This Is What a Face Looks Like
Recently, Hillary Clinton made headlines because she appeared in public without makeup.
Yes, you read that right. The highest ranking female official in our nation made headlines because she didn’t wear makeup. Matt Drudge of the Drudge Report commented that Hillary must have “forgotten” her makeup, as if makeup were some essential thing us ladies can’t ever leave the house without, like keys or a wallet. Of course, Fox News picked up on the story, adding fuel to the fire. The rest of us are left shocked and appalled that anyone cares that Hillary Clinton — a living, breathing human who has flaws on her facial skin — didn’t wear makeup on one day of her life.
The fact of the matter is that, in our society where we are constantly barraged with images that are so photoshopped we question whether or not they are real, it is no wonder that we criticize women for not covering up their flaws.

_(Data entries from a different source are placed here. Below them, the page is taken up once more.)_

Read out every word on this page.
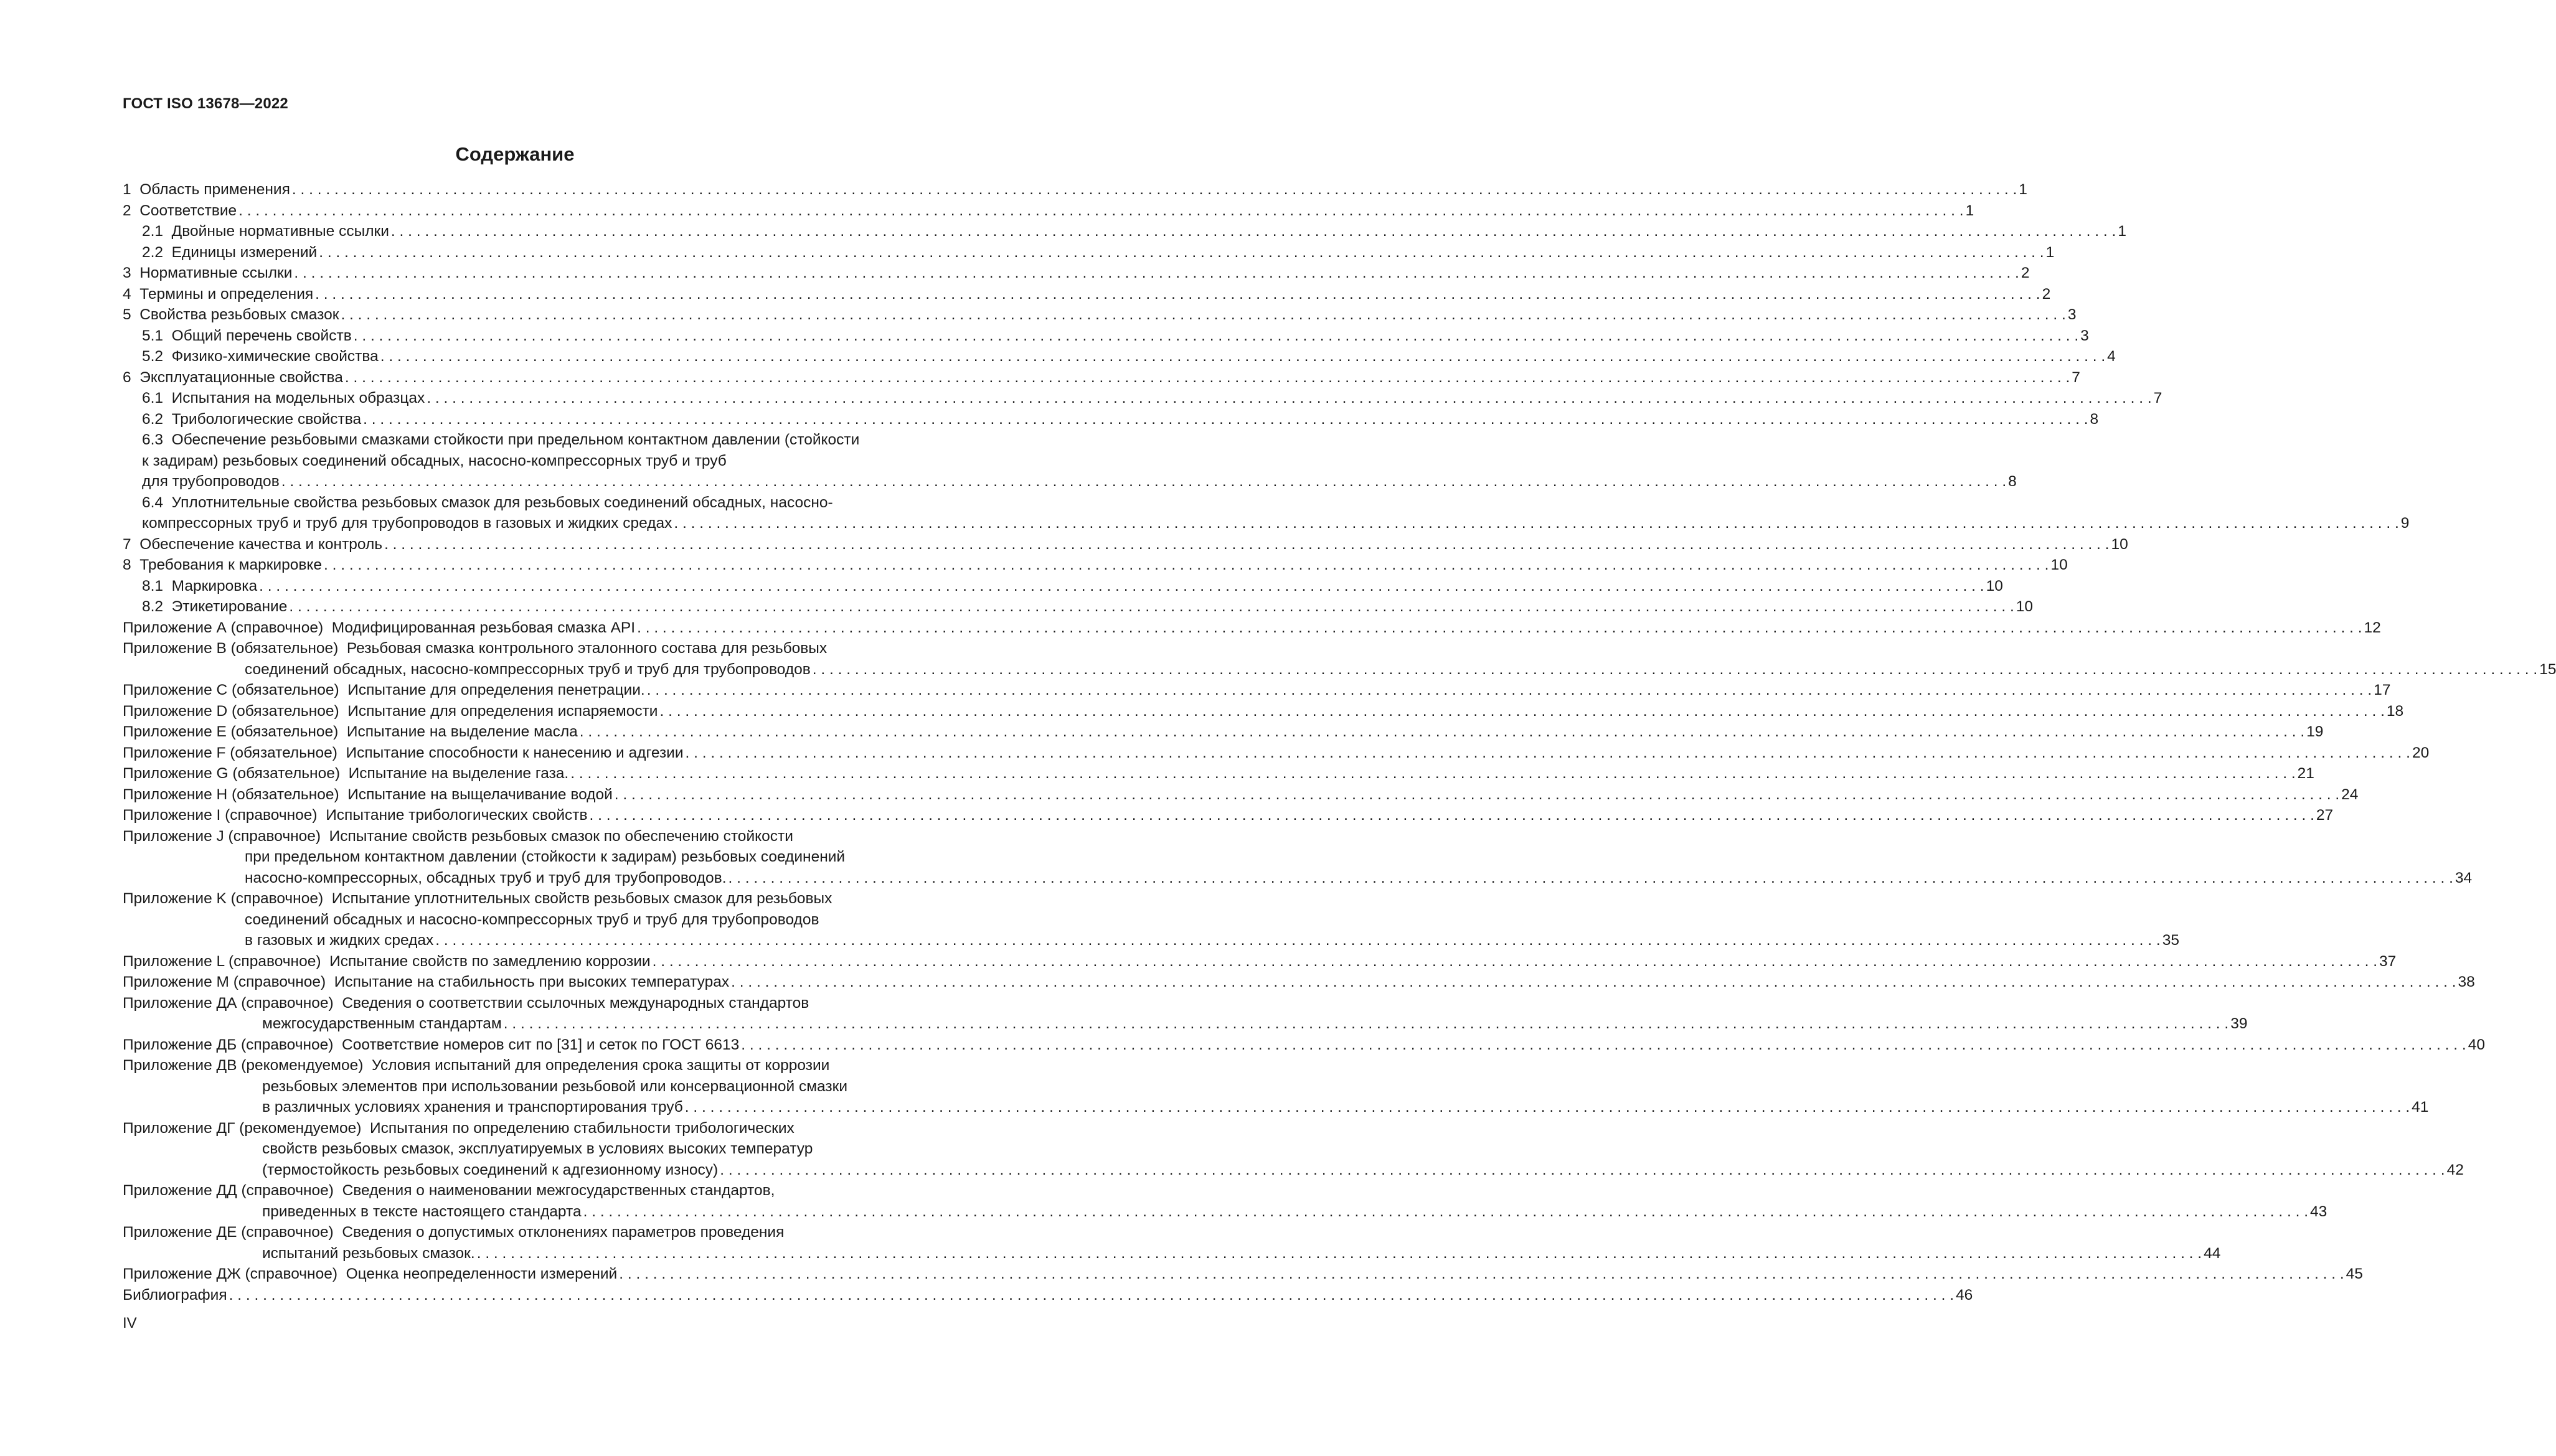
ГОСТ ISO 13678—2022
Содержание
1  Область применения . . .	1
2  Соответствие . . .	1
2.1  Двойные нормативные ссылки . . .	1
2.2  Единицы измерений . . .	1
3  Нормативные ссылки . . .	2
4  Термины и определения . . .	2
5  Свойства резьбовых смазок . . .	3
5.1  Общий перечень свойств . . .	3
5.2  Физико-химические свойства . . .	4
6  Эксплуатационные свойства . . .	7
6.1  Испытания на модельных образцах . . .	7
6.2  Трибологические свойства . . .	8
6.3  Обеспечение резьбовыми смазками стойкости при предельном контактном давлении (стойкости
к задирам) резьбовых соединений обсадных, насосно-компрессорных труб и труб
для трубопроводов . . .	8
6.4  Уплотнительные свойства резьбовых смазок для резьбовых соединений обсадных, насосно-
компрессорных труб и труб для трубопроводов в газовых и жидких средах . . .	9
7  Обеспечение качества и контроль . . .	10
8  Требования к маркировке . . .	10
8.1  Маркировка . . .	10
8.2  Этикетирование . . .	10
Приложение А (справочное)  Модифицированная резьбовая смазка API . . .	12
Приложение В (обязательное)  Резьбовая смазка контрольного эталонного состава для резьбовых
соединений обсадных, насосно-компрессорных труб и труб для трубопроводов . . .	15
Приложение С (обязательное)  Испытание для определения пенетрации. . . .	17
Приложение D (обязательное)  Испытание для определения испаряемости . . .	18
Приложение Е (обязательное)  Испытание на выделение масла . . .	19
Приложение F (обязательное)  Испытание способности к нанесению и адгезии . . .	20
Приложение G (обязательное)  Испытание на выделение газа. . . .	21
Приложение Н (обязательное)  Испытание на выщелачивание водой . . .	24
Приложение I (справочное)  Испытание трибологических свойств . . .	27
Приложение J (справочное)  Испытание свойств резьбовых смазок по обеспечению стойкости
при предельном контактном давлении (стойкости к задирам) резьбовых соединений
насосно-компрессорных, обсадных труб и труб для трубопроводов. . . .	34
Приложение K (справочное)  Испытание уплотнительных свойств резьбовых смазок для резьбовых
соединений обсадных и насосно-компрессорных труб и труб для трубопроводов
в газовых и жидких средах . . .	35
Приложение L (справочное)  Испытание свойств по замедлению коррозии . . .	37
Приложение М (справочное)  Испытание на стабильность при высоких температурах . . .	38
Приложение ДА (справочное)  Сведения о соответствии ссылочных международных стандартов
межгосударственным стандартам . . .	39
Приложение ДБ (справочное)  Соответствие номеров сит по [31] и сеток по ГОСТ 6613 . . .	40
Приложение ДВ (рекомендуемое)  Условия испытаний для определения срока защиты от коррозии
резьбовых элементов при использовании резьбовой или консервационной смазки
в различных условиях хранения и транспортирования труб . . .	41
Приложение ДГ (рекомендуемое)  Испытания по определению стабильности трибологических
свойств резьбовых смазок, эксплуатируемых в условиях высоких температур
(термостойкость резьбовых соединений к адгезионному износу) . . .	42
Приложение ДД (справочное)  Сведения о наименовании межгосударственных стандартов,
приведенных в тексте настоящего стандарта . . .	43
Приложение ДЕ (справочное)  Сведения о допустимых отклонениях параметров проведения
испытаний резьбовых смазок. . . .	44
Приложение ДЖ (справочное)  Оценка неопределенности измерений . . .	45
Библиография . . .	46
IV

We’re not supposed to have flaws at all, if the magazines and billboards are to be believed. The fact that the beauty industry rakes in $160 billion per year shows that women of all ages are buying into the beauty norms society has placed on us.
Fair and Feminist’s Shelly Blair has had enough. She is sponsoring a campaign called “This is What a FACE Looks Like,” where she is asking everyone to change their social media profile pictures to one of them without makeup for two days on May 17-18. It is a bold move that has been a long time coming, and at the heart of the issue is putting images out into society that have women looking like, well, real women. When asked for a statement about the campaign, she told me:
I’m organizing this campaign to fight back against the criticism Hillary received for going out in public without makeup. I want to inspire women all over to show their faces without makeup to emphasize the fact that what’s on the inside is more important than what is on the outside and raise awareness about the everyday sexism women experience. Beauty standards are socially constructed and if we all decide to care less about the way we look, it would change society’s expectations. This campaign is one step in that direction. It’s a reminder to me, my nieces, and my friends that women deserve respect no matter what they look like.
Earlier this year, before this nonsense with Hillary Clinton, I asked a group of my female students if they would consider coming to school without makeup for a day. The responses were varied and ranged from concern that people would think they were feeling sick or make fun of them to outright refusal to show their bare faces. We did it, though, and the girls were all glowing at the end of the day when they realized that few people cared whether or not they were wearing makeup. Some even came without makeup a few other days that week because they felt it was such a great feeling to not have to deal with putting it on in the morning.
With Hillary making news for this, however, I worry that my students will regress to their old worries and feel the need to wear makeup every day for fear of being criticized as Hillary was. I think it is important for girls like my students to see images of real women with real faces to help them feel unashamed to be themselves, and this is why I will be participating in Shelly’s campaign. Will you?